A sétima edição da Mostra do Filme Livre exibirá 280 filmes brasileiros entre curtas e longas realizados em qualquer época, de todos os suportes e gêneros, a grande maioria realizada de forma independente, sem o apoio direto do Estado. O realizador Joel Pizzini e a produtora Plus Ultra, que completa 10 anos de vida, ganharão retrospectivas completas de seus filmes. Durante três semanas e gratuitamente o público participa também de debates relacionados ao audiovisual brasileiro feito de forma independente, punk. Também estão previstas sessões especiais como a “Sexuada”, "Mundo Brasil" e “Invisível”, além de sessões comentadas. Novamente a MFL também acontecerá em diversos pontos do Estado do Rio, através da parceria com a ASCINE, Associação de Cineclubes do Rio de Janeiro. A entrega dos prêmios nas 3 categorias (Filme Livre!, Oficinando e Caríssima Liberdade) será na sessão de encerramento. E pela primeira vez acontecerá em paralelo à MFL a Feira Livre – Feira Audiovisual do Rio, visando iniciar uma rede de contatos e negócios para quem faz e/ou quer exibir filmes independentes, algo sem igual no Brasil.


A Mostra do Filme Livre, MFL, é pioneira na aceitação e exibição de filmes de todos os formatos, durações e gêneros, sendo ainda o único evento que aceita filmes realizados em qualquer época.

Assim, a MFL é um grande painel de filmes que experimentam caminhos e atalhos na atual linguagem audiovisual, preferencialmente (não excludentemente) filmes feitos sem apoio estatal direto. Além de exibir, debater e premiar os filmes livres que mais se destacaram na opinião da curadoria e do júri, a MFL publica textos sobre os filmes indicados aos prêmios e promove uma série de atividades paralelas, como oficinas e debates. A MFL também integra o Circuito Ascine de Cineclubes, promovendo sessões em diversas regiões do Estado.

PODEM PARTICIPAR DA MFL FILMES: (inscrições para MFL 2008 encerradas)
DE TODAS AS ÉPOCAS – cinema não tem prazo de validade, filmes de qualquer idade podem participar. Na MFL eles ainda concorrem em aos prêmios como se fossem filmes recentes.
DE TODAS AS DURAÇÕES – de curtas de menos de 1 min. até longas, sem esquecer os médias.
DE TODOS OS GÊNEROS – filmes experimentais, documentais, ficcionais eou animados.
DE TODOS OS FORMATOS – tanto faz se foi filmado em VHS, celular, Mini-Dv, DVD, Beta, 16mm, 35mm, HDV, Super8 ou pela cãmera de fotos da vizinha.
INDEPENDENTES (do Estado) em DESTAQUE – filmes realizados sem verba pública concorrem ao troféu Filme Livre! e vários serviços audiovisuais.

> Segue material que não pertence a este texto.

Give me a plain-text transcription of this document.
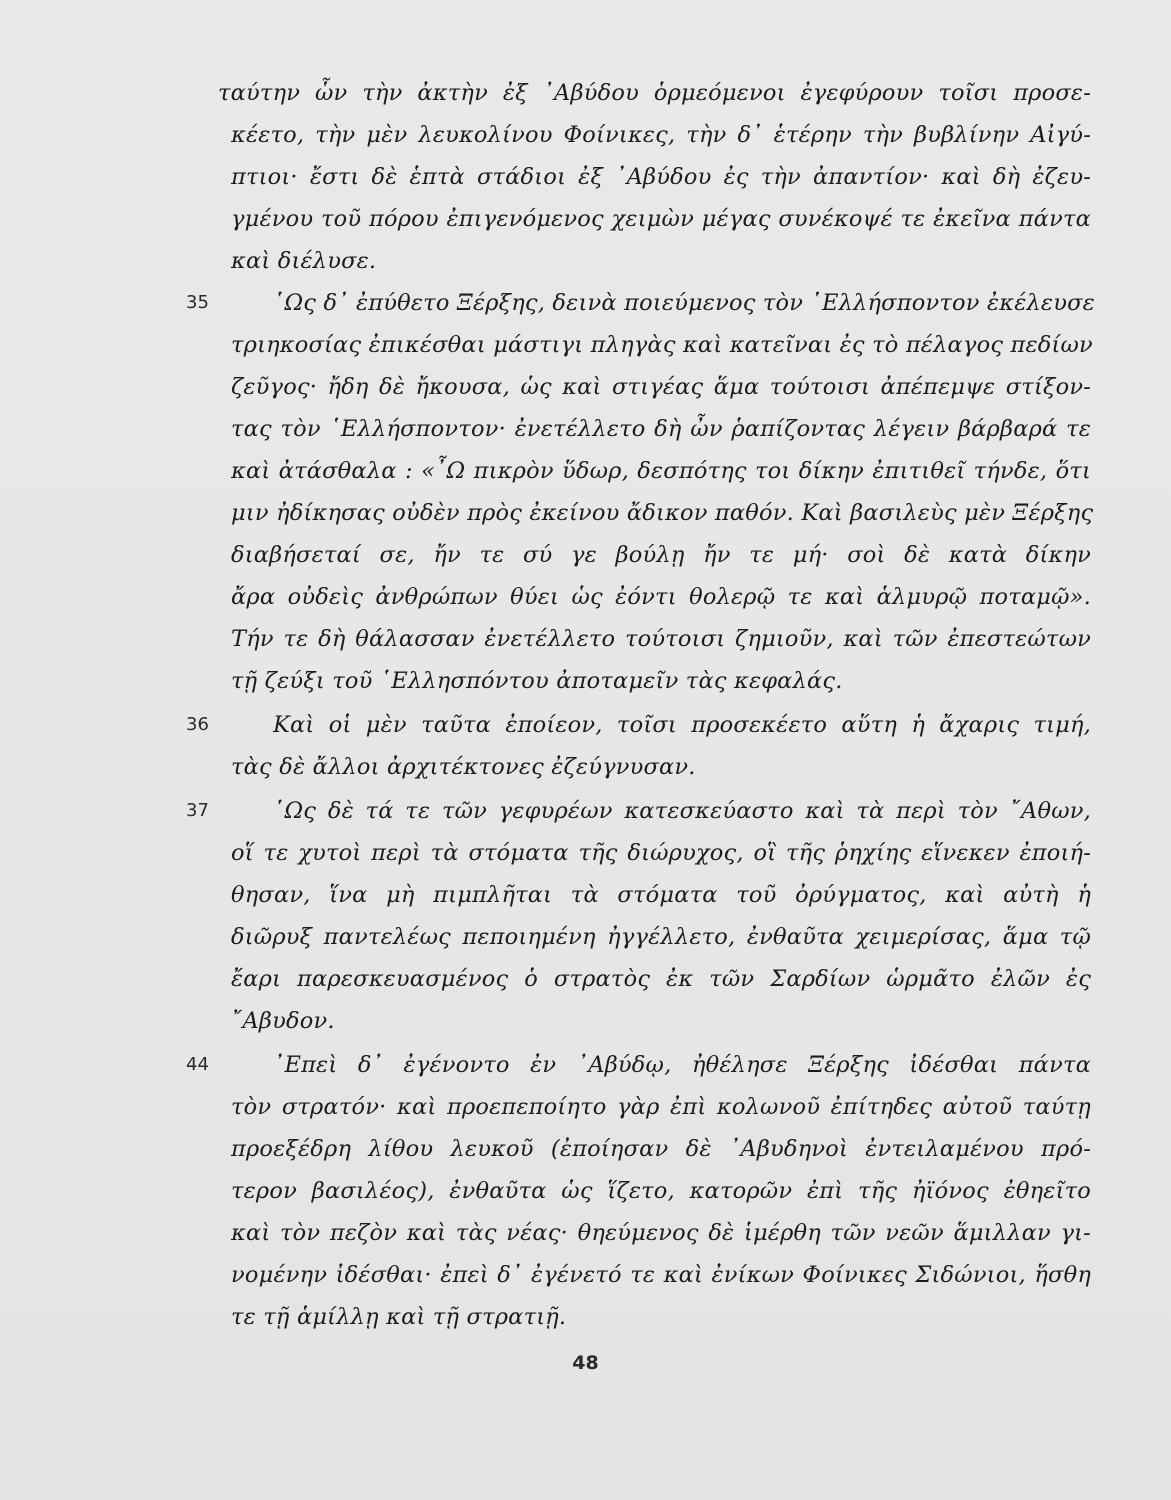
ταύτην ὧν τὴν ἀκτὴν ἐξ ᾽Αβύδου ὁρμεόμενοι ἐγεφύρουν τοῖσι προσε-
κέετο, τὴν μὲν λευκολίνου Φοίνικες, τὴν δ᾽ ἑτέρην τὴν βυβλίνην Αἰγύ-
πτιοι· ἔστι δὲ ἑπτὰ στάδιοι ἐξ ᾽Αβύδου ἐς τὴν ἀπαντίον· καὶ δὴ ἐζευ-
γμένου τοῦ πόρου ἐπιγενόμενος χειμὼν μέγας συνέκοψέ τε ἐκεῖνα πάντα
καὶ διέλυσε.
35	῾Ως δ᾽ ἐπύθετο Ξέρξης, δεινὰ ποιεύμενος τὸν ῾Ελλήσποντον ἐκέλευσε
τριηκοσίας ἐπικέσθαι μάστιγι πληγὰς καὶ κατεῖναι ἐς τὸ πέλαγος πεδίων
ζεῦγος· ἤδη δὲ ἤκουσα, ὡς καὶ στιγέας ἅμα τούτοισι ἀπέπεμψε στίξον-
τας τὸν ῾Ελλήσποντον· ἐνετέλλετο δὴ ὦν ῥαπίζοντας λέγειν βάρβαρά τε
καὶ ἀτάσθαλα : «῏Ω πικρὸν ὕδωρ, δεσπότης τοι δίκην ἐπιτιθεῖ τήνδε, ὅτι
μιν ἠδίκησας οὐδὲν πρὸς ἐκείνου ἄδικον παθόν. Καὶ βασιλεὺς μὲν Ξέρξης
διαβήσεταί σε, ἤν τε σύ γε βούλῃ ἤν τε μή· σοὶ δὲ κατὰ δίκην
ἄρα οὐδεὶς ἀνθρώπων θύει ὡς ἐόντι θολερῷ τε καὶ ἁλμυρῷ ποταμῷ».
Τήν τε δὴ θάλασσαν ἐνετέλλετο τούτοισι ζημιοῦν, καὶ τῶν ἐπεστεώτων
τῇ ζεύξι τοῦ ῾Ελλησπόντου ἀποταμεῖν τὰς κεφαλάς.
36	Καὶ οἱ μὲν ταῦτα ἐποίεον, τοῖσι προσεκέετο αὕτη ἡ ἄχαρις τιμή,
τὰς δὲ ἄλλοι ἀρχιτέκτονες ἐζεύγνυσαν.
37	῾Ως δὲ τά τε τῶν γεφυρέων κατεσκεύαστο καὶ τὰ περὶ τὸν ῎Αθων,
οἵ τε χυτοὶ περὶ τὰ στόματα τῆς διώρυχος, οἳ τῆς ῥηχίης εἵνεκεν ἐποιή-
θησαν, ἵνα μὴ πιμπλῆται τὰ στόματα τοῦ ὀρύγματος, καὶ αὐτὴ ἡ
διῶρυξ παντελέως πεποιημένη ἠγγέλλετο, ἐνθαῦτα χειμερίσας, ἅμα τῷ
ἔαρι παρεσκευασμένος ὁ στρατὸς ἐκ τῶν Σαρδίων ὡρμᾶτο ἐλῶν ἐς
῎Αβυδον.
44	᾽Επεὶ δ᾽ ἐγένοντο ἐν ᾽Αβύδῳ, ἠθέλησε Ξέρξης ἰδέσθαι πάντα
τὸν στρατόν· καὶ προεπεποίητο γὰρ ἐπὶ κολωνοῦ ἐπίτηδες αὐτοῦ ταύτῃ
προεξέδρη λίθου λευκοῦ (ἐποίησαν δὲ ᾽Αβυδηνοὶ ἐντειλαμένου πρό-
τερον βασιλέος), ἐνθαῦτα ὡς ἵζετο, κατορῶν ἐπὶ τῆς ἠϊόνος ἐθηεῖτο
καὶ τὸν πεζὸν καὶ τὰς νέας· θηεύμενος δὲ ἱμέρθη τῶν νεῶν ἅμιλλαν γι-
νομένην ἰδέσθαι· ἐπεὶ δ᾽ ἐγένετό τε καὶ ἐνίκων Φοίνικες Σιδώνιοι, ἥσθη
τε τῇ ἁμίλλῃ καὶ τῇ στρατιῇ.
48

FILMES de ESCOLA - realizados em escolas ou oficinas de cinema/vídeo, concorrem numa categoria especial, Oficinando, com direito ao Troféu Filme Livre! e serviços audiovisuais.

Os filmes realizados com algum tipo de apoio estatal direto concorrem ao troféu Filme Livre! na categoria Caríssima Liberdade.

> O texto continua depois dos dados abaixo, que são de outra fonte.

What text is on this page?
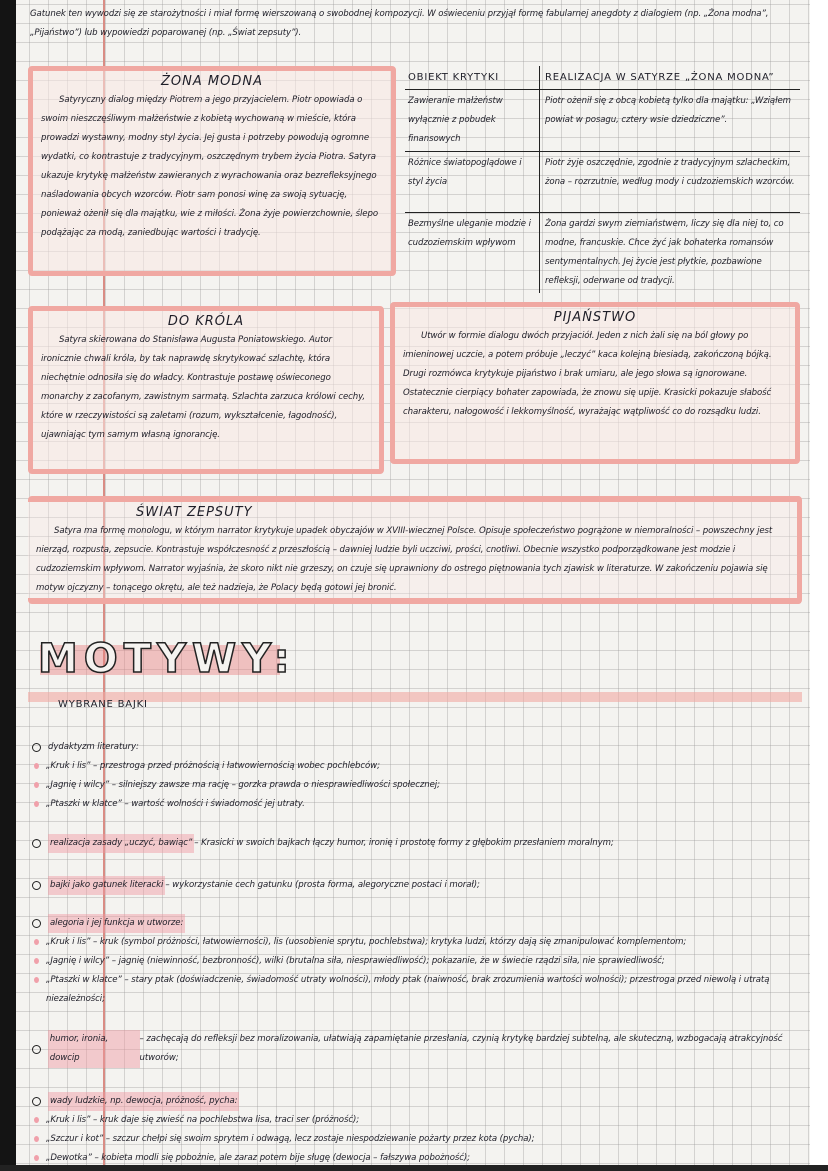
Gatunek ten wywodzi się ze starożytności i miał formę wierszowaną o swobodnej kompozycji. W oświeceniu przyjął formę fabularnej anegdoty z dialogiem (np. „Żona modna”, „Pijaństwo”) lub wypowiedzi poparowanej (np. „Świat zepsuty”).
ŻONA MODNA

Satyryczny dialog między Piotrem a jego przyjacielem. Piotr opowiada o swoim nieszczęśliwym małżeństwie z kobietą wychowaną w mieście, która prowadzi wystawny, modny styl życia. Jej gusta i potrzeby powodują ogromne wydatki, co kontrastuje z tradycyjnym, oszczędnym trybem życia Piotra. Satyra ukazuje krytykę małżeństw zawieranych z wyrachowania oraz bezrefleksyjnego naśladowania obcych wzorców. Piotr sam ponosi winę za swoją sytuację, ponieważ ożenił się dla majątku, wie z miłości. Żona żyje powierzchownie, ślepo podążając za modą, zaniedbując wartości i tradycję.

OBIEKT KRYTYKI	REALIZACJA W SATYRZE „ŻONA MODNA”
Zawieranie małżeństw wyłącznie z pobudek finansowych
Piotr ożenił się z obcą kobietą tylko dla majątku: „Wziąłem powiat w posagu, cztery wsie dziedziczne”.
Różnice światopoglądowe i styl życia
Piotr żyje oszczędnie, zgodnie z tradycyjnym szlacheckim, żona – rozrzutnie, według mody i cudzoziemskich wzorców.
Bezmyślne uleganie modzie i cudzoziemskim wpływom
Żona gardzi swym ziemiaństwem, liczy się dla niej to, co modne, francuskie. Chce żyć jak bohaterka romansów sentymentalnych. Jej życie jest płytkie, pozbawione refleksji, oderwane od tradycji.
DO KRÓLA

Satyra skierowana do Stanisława Augusta Poniatowskiego. Autor ironicznie chwali króla, by tak naprawdę skrytykować szlachtę, która niechętnie odnosiła się do władcy. Kontrastuje postawę oświeconego monarchy z zacofanym, zawistnym sarmatą. Szlachta zarzuca królowi cechy, które w rzeczywistości są zaletami (rozum, wykształcenie, łagodność), ujawniając tym samym własną ignorancję.

PIJAŃSTWO

Utwór w formie dialogu dwóch przyjaciół. Jeden z nich żali się na ból głowy po imieninowej uczcie, a potem próbuje „leczyć” kaca kolejną biesiadą, zakończoną bójką. Drugi rozmówca krytykuje pijaństwo i brak umiaru, ale jego słowa są ignorowane. Ostatecznie cierpiący bohater zapowiada, że znowu się upije. Krasicki pokazuje słabość charakteru, nałogowość i lekkomyślność, wyrażając wątpliwość co do rozsądku ludzi.

ŚWIAT ZEPSUTY

Satyra ma formę monologu, w którym narrator krytykuje upadek obyczajów w XVIII-wiecznej Polsce. Opisuje społeczeństwo pogrążone w niemoralności – powszechny jest nierząd, rozpusta, zepsucie. Kontrastuje współczesność z przeszłością – dawniej ludzie byli uczciwi, prości, cnotliwi. Obecnie wszystko podporządkowane jest modzie i cudzoziemskim wpływom. Narrator wyjaśnia, że skoro nikt nie grzeszy, on czuje się uprawniony do ostrego piętnowania tych zjawisk w literaturze. W zakończeniu pojawia się motyw ojczyzny – tonącego okrętu, ale też nadzieja, że Polacy będą gotowi jej bronić.

MOTYWY:
WYBRANE BAJKI
dydaktyzm literatury:
„Kruk i lis” – przestroga przed próżnością i łatwowiernością wobec pochlebców;
„Jagnię i wilcy” – silniejszy zawsze ma rację – gorzka prawda o niesprawiedliwości społecznej;
„Ptaszki w klatce” – wartość wolności i świadomość jej utraty.
realizacja zasady „uczyć, bawiąc” – Krasicki w swoich bajkach łączy humor, ironię i prostotę formy z głębokim przesłaniem moralnym;
bajki jako gatunek literacki – wykorzystanie cech gatunku (prosta forma, alegoryczne postaci i morał);
alegoria i jej funkcja w utworze:
„Kruk i lis” – kruk (symbol próżności, łatwowierności), lis (uosobienie sprytu, pochlebstwa); krytyka ludzi, którzy dają się zmanipulować komplementom;
„Jagnię i wilcy” – jagnię (niewinność, bezbronność), wilki (brutalna siła, niesprawiedliwość); pokazanie, że w świecie rządzi siła, nie sprawiedliwość;
„Ptaszki w klatce” – stary ptak (doświadczenie, świadomość utraty wolności), młody ptak (naiwność, brak zrozumienia wartości wolności); przestroga przed niewolą i utratą niezależności;
humor, ironia, dowcip
– zachęcają do refleksji bez moralizowania, ułatwiają zapamiętanie przesłania, czynią krytykę bardziej subtelną, ale skuteczną, wzbogacają atrakcyjność utworów;
wady ludzkie, np. dewocja, próżność, pycha:
„Kruk i lis” – kruk daje się zwieść na pochlebstwa lisa, traci ser (próżność);
„Szczur i kot” – szczur chełpi się swoim sprytem i odwagą, lecz zostaje niespodziewanie pożarty przez kota (pycha);
„Dewotka” – kobieta modli się pobożnie, ale zaraz potem bije sługę (dewocja – fałszywa pobożność);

Para a edição 2008 da MFL se inscreveram 691 filmes, veja AQUI mais infos relativas às inscrições (como UF dos filmes e durações)  confira em janeiro, aqui mesmo, a relação dos filmes selecionados. 92% (536 filmes) dos inscritos não tiveram apoio estatal direto na sua realização. Que tal?

Félicidades,

Guilherme Whitaker
Coordenação Geral

(A Mostra do Filme Livre (MFL) nasceu há 8 anos no Rio e, desde então, vem sendo também um evento experimental, que se permite inventar, a cada edição, métodos diferenciados em sua curadoria, programação e realização. Exemplos? aceitar filmes de todos os formatos, gêneros e durações, e não bastando isso, filmes de todas as épocas, algo inédito no mundo brasileiro; também a valorização, com prêmios exclusivos, para filmes realizados por própria conta, sem apoio estatal.